Die Symptome und Folgen von starkem Übergewicht oder Adipositas sind überaus vielfältig und betreffen den gesamten Organismus. Übergewicht gilt beispielsweise als stärkster Risikofaktor für Herz-Kreislauferkrankungen wie Herzinfarkt, Angina pectoris, Bluthochdruck, Arteriosklerose oder Schlaganfall. Auch zwischen Stoffwechselerkrankungen wie Diabetes, erhöhten Cholesterinwerten oder Gicht lässt sich ein Zusammenhang herstellen. Ferner ist starkes Übergewicht eine erhebliche Belastung für das Skelett- und Muskelsystem und dadurch unter anderem oft für Rückenbeschwerden wie Bandscheibenvorfälle verantwortlich. Insgesamt schwächen starkes Übergewicht und Adipositas die körperliche Leistungsfähigkeit. Die meisten Experten gehen davon aus, dass starkes Übergewicht (bei einem BMI größer als 30 und einer ungünstigen Fettverteilung) die Lebenserwartung um bis zu zehn Jahre verkürzt.

Studienlage

Übergewicht verkürzt die Lebenserwartung

Für die European Prospective Investigation into Cancer and Nutrition (EPIC) werteten Forscher der Universität Cambridge die Daten von mehr als 300.000 Teilnehmern über einen Zeitraum von durchschnittlich 12 Jahren aus. Danach ist Übergewicht mit einem Body-Mass-Index (BMI) größer als 30 die Ursache für etwa 337.000 Todesfälle. Fast doppelt so hoch (676.000) ist die Anzahl der Todesfälle mit der Ursache Bewegungsmangel.

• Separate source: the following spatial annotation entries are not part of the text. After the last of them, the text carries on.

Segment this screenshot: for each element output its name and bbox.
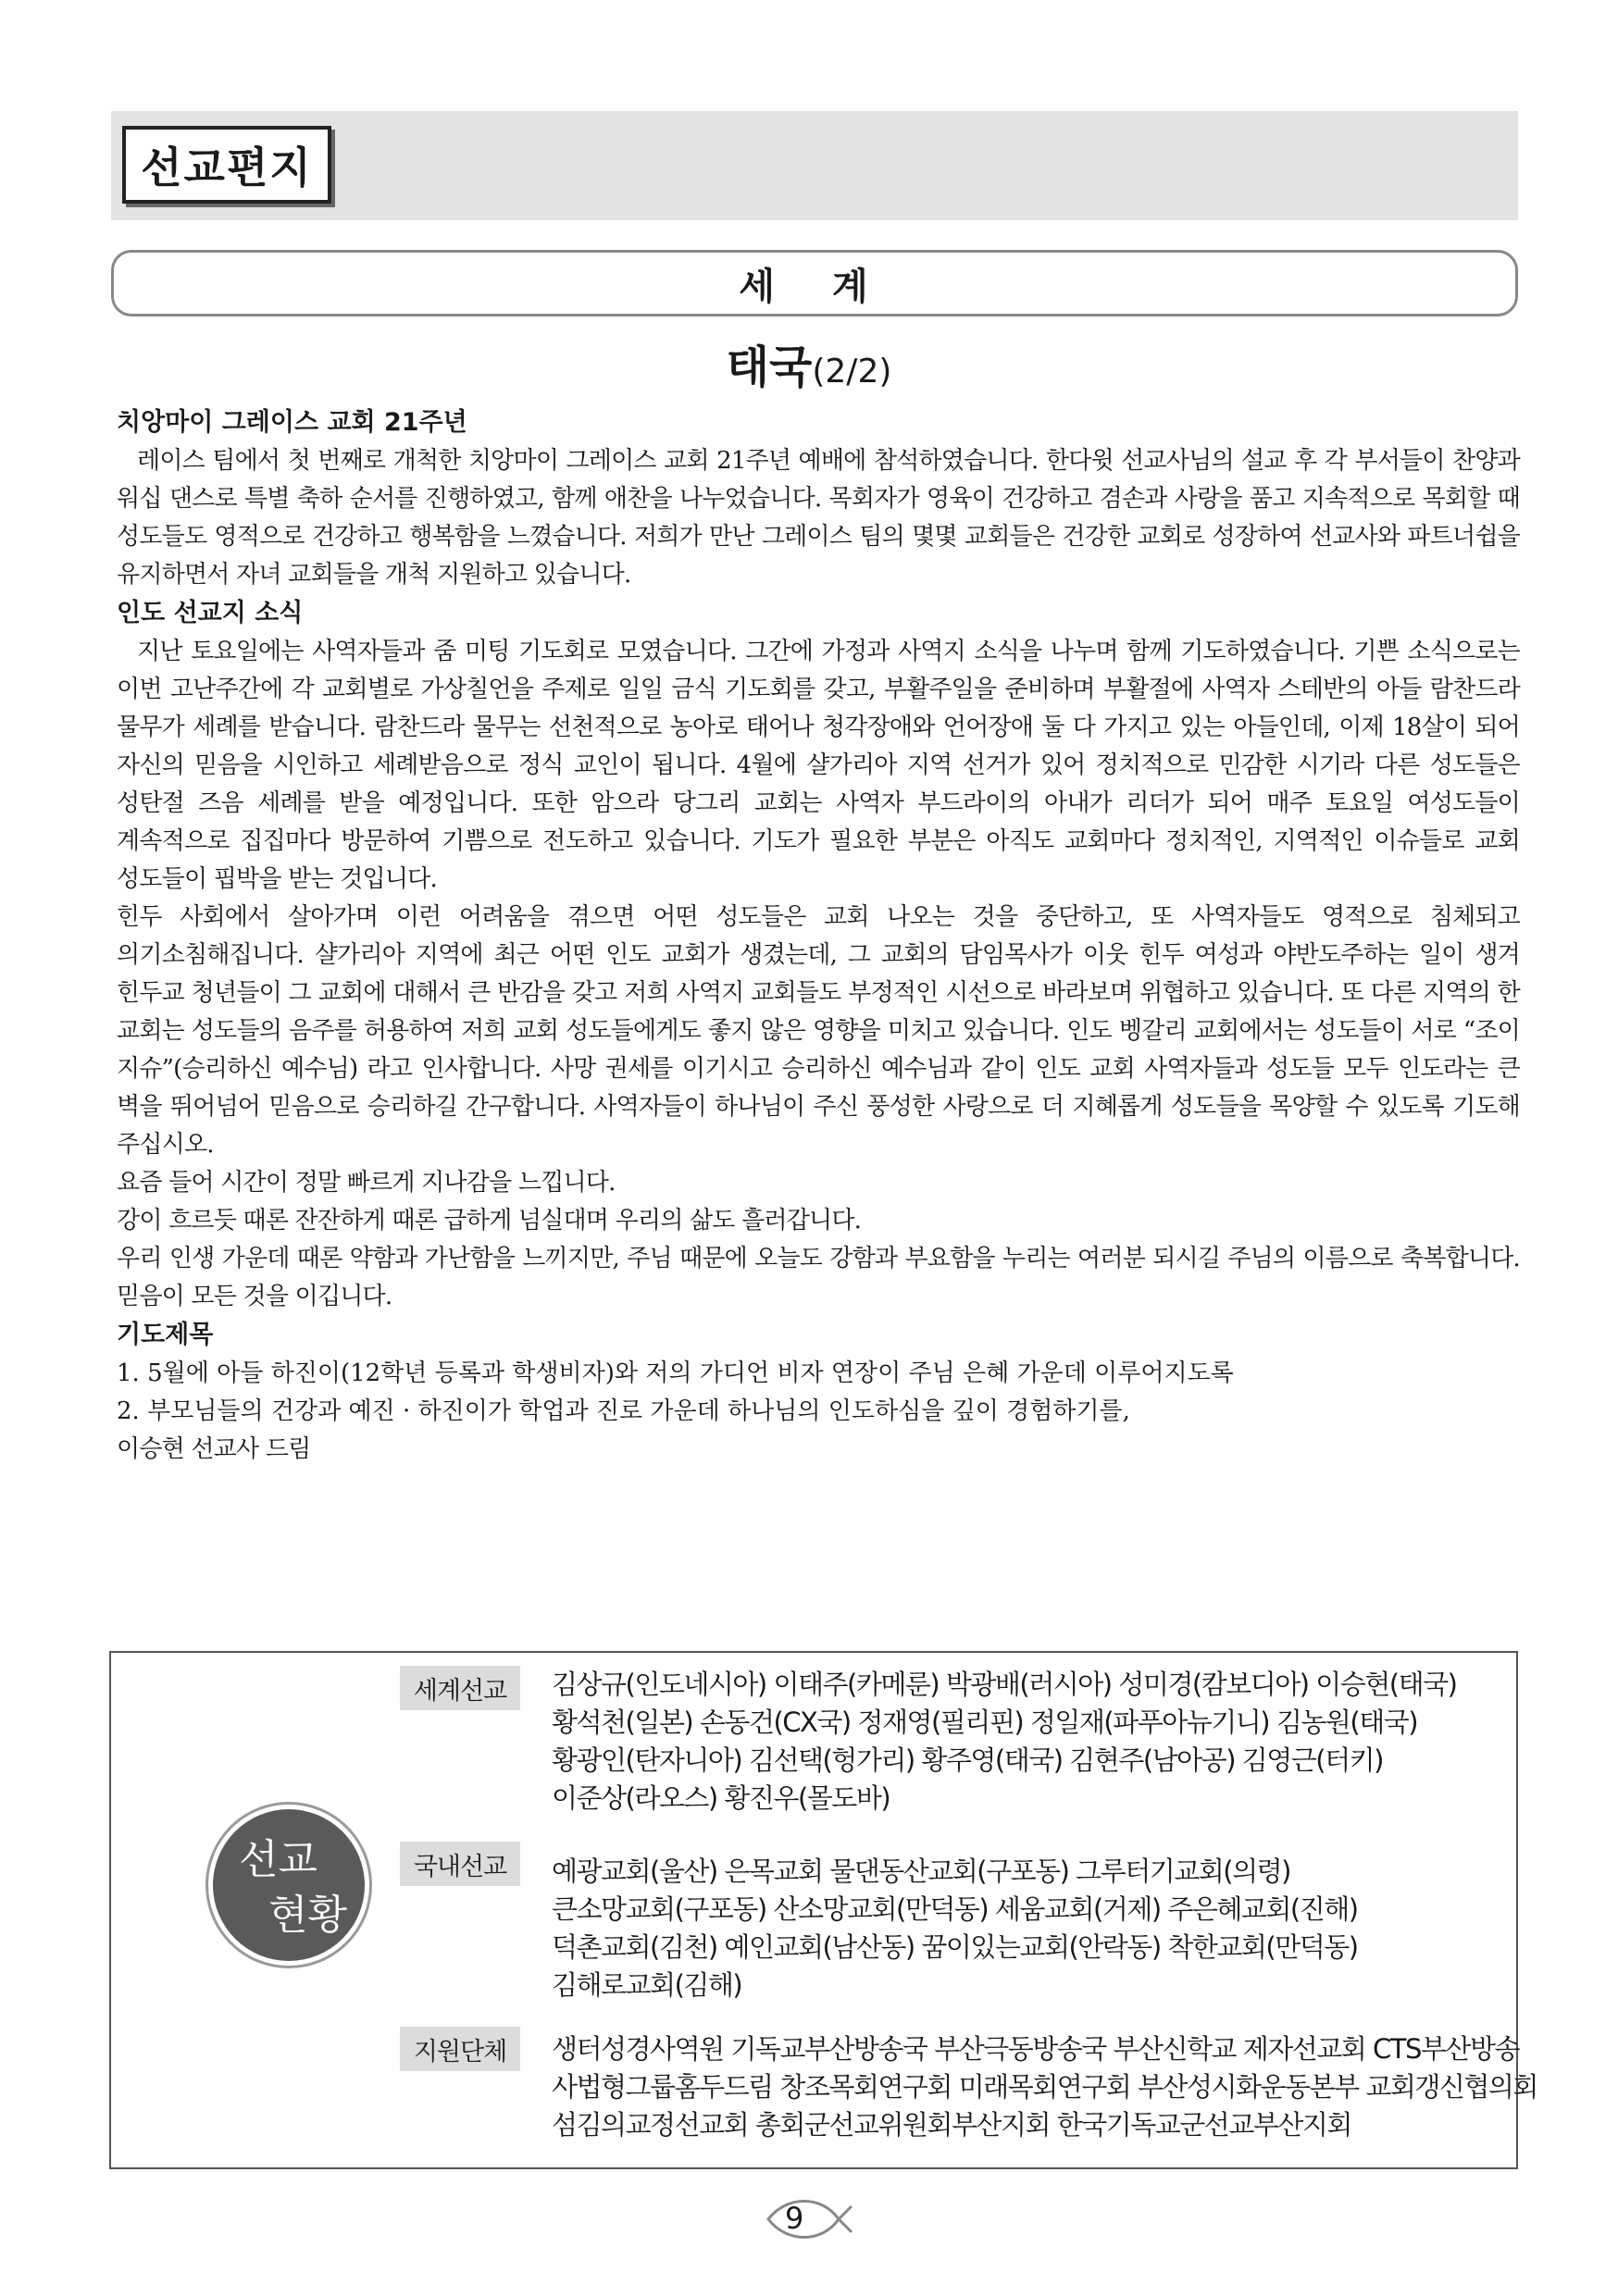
header-label: 선교편지	[141, 143, 313, 192]
badge-line-2: 현황	[268, 1892, 348, 1939]
list-line: 황광인(탄자니아) 김선택(헝가리) 황주영(태국) 김현주(남아공) 김영근(터키)	[552, 1744, 1383, 1776]
mission-status-badge	[213, 1809, 365, 1961]
country-part: (2/2)	[812, 353, 892, 391]
section-title: 세 계	[739, 265, 890, 308]
category-label-domestic: 국내선교	[400, 1842, 520, 1886]
paragraph-india-news-2: 힌두 사회에서 살아가며 이런 어려움을 겪으면 어떤 성도들은 교회 나오는 것을 중단하고, 또 사역자들도 영적으로 침체되고 의기소침해집니다. 샬가리아 지역에 최근 어떤 인도 교회가 생겼는데, 그 교회의 담임목사가 이웃 힌두 여성과 야반도주하는 일이 생겨 힌두교 청년들이 그 교회에 대해서 큰 반감을 갖고 저희 사역지 교회들도 부정적인 시선으로 바라보며 위협하고 있습니다. 또 다른 지역의 한 교회는 성도들의 음주를 허용하여 저희 교회 성도들에게도 좋지 않은 영향을 미치고 있습니다. 인도 벵갈리 교회에서는 성도들이 서로 “조이 지슈”(승리하신 예수님) 라고 인사합니다. 사망 권세를 이기시고 승리하신 예수님과 같이 인도 교회 사역자들과 성도들 모두 인도라는 큰 벽을 뛰어넘어 믿음으로 승리하길 간구합니다. 사역자들이 하나님이 주신 풍성한 사랑으로 더 지혜롭게 성도들을 목양할 수 있도록 기도해 주십시오.	[117, 903, 1520, 1159]
list-line: 이준상(라오스) 황진우(몰도바)	[552, 1782, 890, 1814]
list-line: 김상규(인도네시아) 이태주(카메룬) 박광배(러시아) 성미경(캄보디아) 이승현(태국)	[552, 1669, 1457, 1700]
page-number-badge	[765, 2197, 853, 2241]
badge-line-1: 선교	[239, 1836, 318, 1883]
category-label-support: 지원단체	[400, 2027, 520, 2071]
category-list-support	[552, 2030, 1537, 2144]
country-name: 태국	[726, 341, 813, 393]
heading-prayer-topics: 기도제목	[117, 1321, 214, 1349]
prayer-item-2: 2. 부모님들의 건강과 예진 · 하진이가 학업과 진로 가운데 하나님의 인도하심을 깊이 경험하기를,	[117, 1397, 1130, 1425]
paragraph-india-news-5: 우리 인생 가운데 때론 약함과 가난함을 느끼지만, 주님 때문에 오늘도 강함과 부요함을 누리는 여러분 되시길 주님의 이름으로 축복합니다. 믿음이 모든 것을 이깁니다.	[117, 1245, 1520, 1310]
paragraph-india-news-1: 지난 토요일에는 사역자들과 줌 미팅 기도회로 모였습니다. 그간에 가정과 사역지 소식을 나누며 함께 기도하였습니다. 기쁜 소식으로는 이번 고난주간에 각 교회별로 가상칠언을 주제로 일일 금식 기도회를 갖고, 부활주일을 준비하며 부활절에 사역자 스테반의 아들 람찬드라 물무가 세례를 받습니다. 람찬드라 물무는 선천적으로 농아로 태어나 청각장애와 언어장애 둘 다 가지고 있는 아들인데, 이제 18살이 되어 자신의 믿음을 시인하고 세례받음으로 정식 교인이 됩니다. 4월에 샬가리아 지역 선거가 있어 정치적으로 민감한 시기라 다른 성도들은 성탄절 즈음 세례를 받을 예정입니다. 또한 암으라 당그리 교회는 사역자 부드라이의 아내가 리더가 되어 매주 토요일 여성도들이 계속적으로 집집마다 방문하여 기쁨으로 전도하고 있습니다. 기도가 필요한 부분은 아직도 교회마다 정치적인, 지역적인 이슈들로 교회 성도들이 핍박을 받는 것입니다.	[117, 638, 1520, 893]
heading-church-anniversary: 치앙마이 그레이스 교회 21주년	[117, 408, 467, 437]
list-line: 섬김의교정선교회 총회군선교위원회부산지회 한국기독교군선교부산지회	[552, 2109, 1351, 2141]
signature: 이승현 선교사 드림	[117, 1435, 311, 1463]
category-list-world	[552, 1666, 1514, 1818]
paragraph-india-news-3: 요즘 들어 시간이 정말 빠르게 지나감을 느낍니다.	[117, 1169, 616, 1197]
paragraph-church-anniversary: 레이스 팀에서 첫 번째로 개척한 치앙마이 그레이스 교회 21주년 예배에 참석하였습니다. 한다윗 선교사님의 설교 후 각 부서들이 찬양과 워십 댄스로 특별 축하 순서를 진행하였고, 함께 애찬을 나누었습니다. 목회자가 영육이 건강하고 겸손과 사랑을 품고 지속적으로 목회할 때 성도들도 영적으로 건강하고 행복함을 느꼈습니다. 저희가 만난 그레이스 팀의 몇몇 교회들은 건강한 교회로 성장하여 선교사와 파트너쉽을 유지하면서 자녀 교회들을 개척 지원하고 있습니다.	[117, 447, 1520, 589]
category-label-world: 세계선교	[400, 1666, 520, 1710]
page-title	[0, 331, 1618, 395]
heading-india-news: 인도 선교지 소식	[117, 599, 304, 627]
list-line: 사법형그룹홈두드림 창조목회연구회 미래목회연구회 부산성시화운동본부 교회갱신협의회	[552, 2071, 1537, 2103]
list-line: 예광교회(울산) 은목교회 물댄동산교회(구포동) 그루터기교회(의령)	[552, 1855, 1290, 1887]
list-line: 생터성경사역원 기독교부산방송국 부산극동방송국 부산신학교 제자선교회 CTS부산방송	[552, 2033, 1519, 2065]
list-line: 황석천(일본) 손동건(CX국) 정재영(필리핀) 정일재(파푸아뉴기니) 김농원(태국)	[552, 1706, 1418, 1738]
article-body	[117, 403, 1520, 1469]
list-line: 덕촌교회(김천) 예인교회(남산동) 꿈이있는교회(안락동) 착한교회(만덕동)	[552, 1931, 1358, 1963]
paragraph-india-news-4: 강이 흐르듯 때론 잔잔하게 때론 급하게 넘실대며 우리의 삶도 흘러갑니다.	[117, 1207, 862, 1235]
page-number: 9	[785, 2201, 804, 2236]
header-label-box	[122, 126, 331, 204]
list-line: 큰소망교회(구포동) 산소망교회(만덕동) 세움교회(거제) 주은혜교회(진해)	[552, 1893, 1358, 1925]
fish-icon	[765, 2197, 853, 2241]
list-line: 김해로교회(김해)	[552, 1969, 742, 2001]
category-list-domestic	[552, 1853, 1514, 2004]
section-title-box	[111, 250, 1518, 316]
prayer-item-1: 1. 5월에 아들 하진이(12학년 등록과 학생비자)와 저의 가디언 비자 연장이 주님 은혜 가운데 이루어지도록	[117, 1359, 1234, 1387]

Body-Mass-Index in der Kritik

Schon seit einiger Zeit ist der BMI als Messlatte für Übergewicht in der Kritik. Hintergrund: Bei der Berechnung des BMI werden nur Gewicht und Körpergröße zugrunde gelegt. Um aber das gesundheitliche Risiko von Übergewicht oder Adipositas gut zu bestimmen, reicht das nach Ansicht vieler Experten nicht aus. Vielmehr müsse für ein aussagekräftiges Ergebnis auch die Fettverteilung am Körper berücksichtigt werden. Tatsächlich belegen Studien, dass die Fettverteilung einen wesentlichen Einfluss auf das Gesundheitsrisiko durch Übergewicht hat.